VCF to CSV Converter
Drop a VCF export from your phone or address book — get a clean CSV ready for import into any CRM, spreadsheet, or email tool.
Drop your VCF file here
Converts to .csv — stays on your device
Why convert VCF to CSV?
- Importing an iPhone contacts export (Contacts.app → Export → vCard) into HubSpot, Salesforce, Pipedrive, or Zoho CRM.
- Moving a Gmail contacts VCF download into a Mailchimp, ConvertKit, or Klaviyo subscriber list where CSV is the required format.
- Migrating from iCloud Contacts to a new CRM during a job change, where the new platform only accepts CSV bulk imports.

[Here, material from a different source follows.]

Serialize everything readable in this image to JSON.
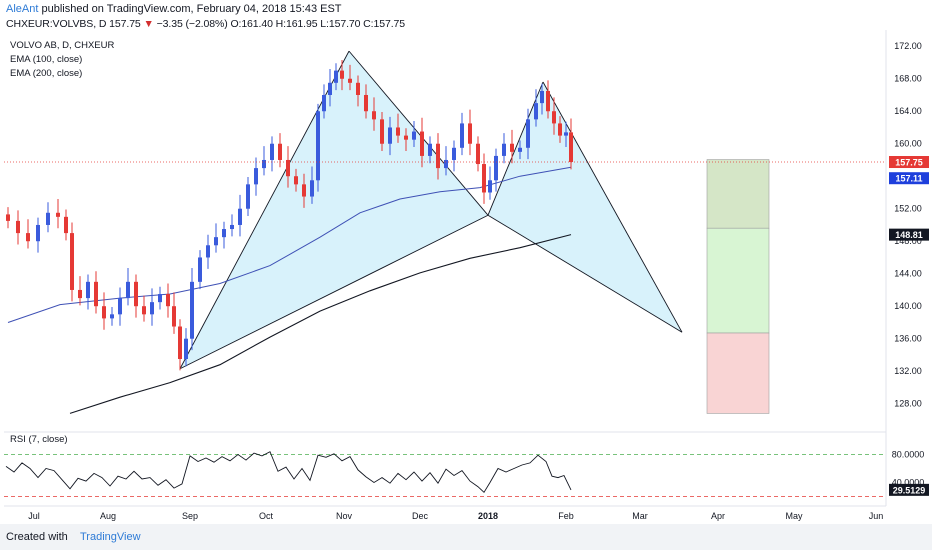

- Preparing a team's shared VCF address book for a Google Sheets deduplication pass before re-importing into a new tool.
- Converting Outlook or macOS Contacts exports into a format that a BI tool (Airtable, Notion databases) can accept.
- Archiving a contacts backup from an old phone as a flat CSV for long-term storage where VCF's evolving spec matters less.
How our converter works
Your VCF file is parsed — every BEGIN:VCARD/END:VCARD block becomes a row. Standard fields (FN, N, TEL, EMAIL, ORG, TITLE, ADR, NOTE) map to columns matching the Google Contacts CSV schema, which imports cleanly into virtually every CRM and email platform. Multi-value fields (mobile phone vs work phone, personal vs work email) are separated into their own columns. Everything runs locally — your address book, including personal contacts mixed with professional ones, never leaves your device.
VCF vs CSV — what's the difference?
| Feature | VCF | CSV |
|---|---|---|
| Structure | One block per contact | One row per contact |
| Field richness | vCard spec is huge — photos, types, custom fields | Whatever columns you define |
| CRM imports | Some platforms, usually one-at-a-time | Universal — every CRM accepts CSV |
| Editing | Specialized tools or manual text editing | Any spreadsheet |
| Best for | Phone transfers, single-contact sharing | Bulk operations, CRM imports, deduplication |
Frequently asked questions
Which CSV columns are in the output?
Eleven: Name, First Name, Last Name, Mobile Phone, Work Phone, Email, Work Email, Organization, Title, Address, Notes. That matches Google Contacts' schema and imports cleanly into HubSpot, Salesforce, Mailchimp, and most other CRMs.
Will profile photos survive?
No. CSV doesn't carry binary data. Embedded photos in the VCF are dropped. If you need photos, keep the VCF as your master.
What if my VCF contains 500 contacts in one file?
Handled. The converter parses multi-card VCFs natively — each BEGIN:VCARD block becomes its own CSV row. Large address books (thousands of contacts) convert in a few seconds.
Does the order of fields in the VCF matter?
No. Properties can appear in any order within a vCard; the parser looks up each field by name (FN, TEL, EMAIL, etc.) rather than position.
What about custom labels like TEL;TYPE=HOME;TYPE=VOICE?
Recognized when they include CELL, MOBILE, or WORK. Other combinations fall into the default Phone / Email columns. For completely custom field labels, a manual CSV clean-up after conversion is the reliable path.
Are my contacts uploaded?
No. The conversion runs entirely in your browser. Address books are sensitive — they stay on your device, always.
About the VCF format
VCF (vCard, RFC 6350) is the universal electronic business-card format — the standard phones, email clients, and contact apps use to share a single contact or an entire address book. A VCF file is human-readable text: each contact is a BEGIN:VCARD/END:VCARD block with properties like FN (full name), TEL (phone), EMAIL, ADR (address). It's excellent for phone-to-phone transfers and single-contact sharing. CSV is the opposite: a flat tabular format with no nesting or types, universally supported by every spreadsheet, CRM, and bulk-operations tool. The VCF→CSV conversion is the bridge from 'I've got a phone address book' to 'I need to import 200 contacts into HubSpot' — the most common reason people reach for a contact converter at all.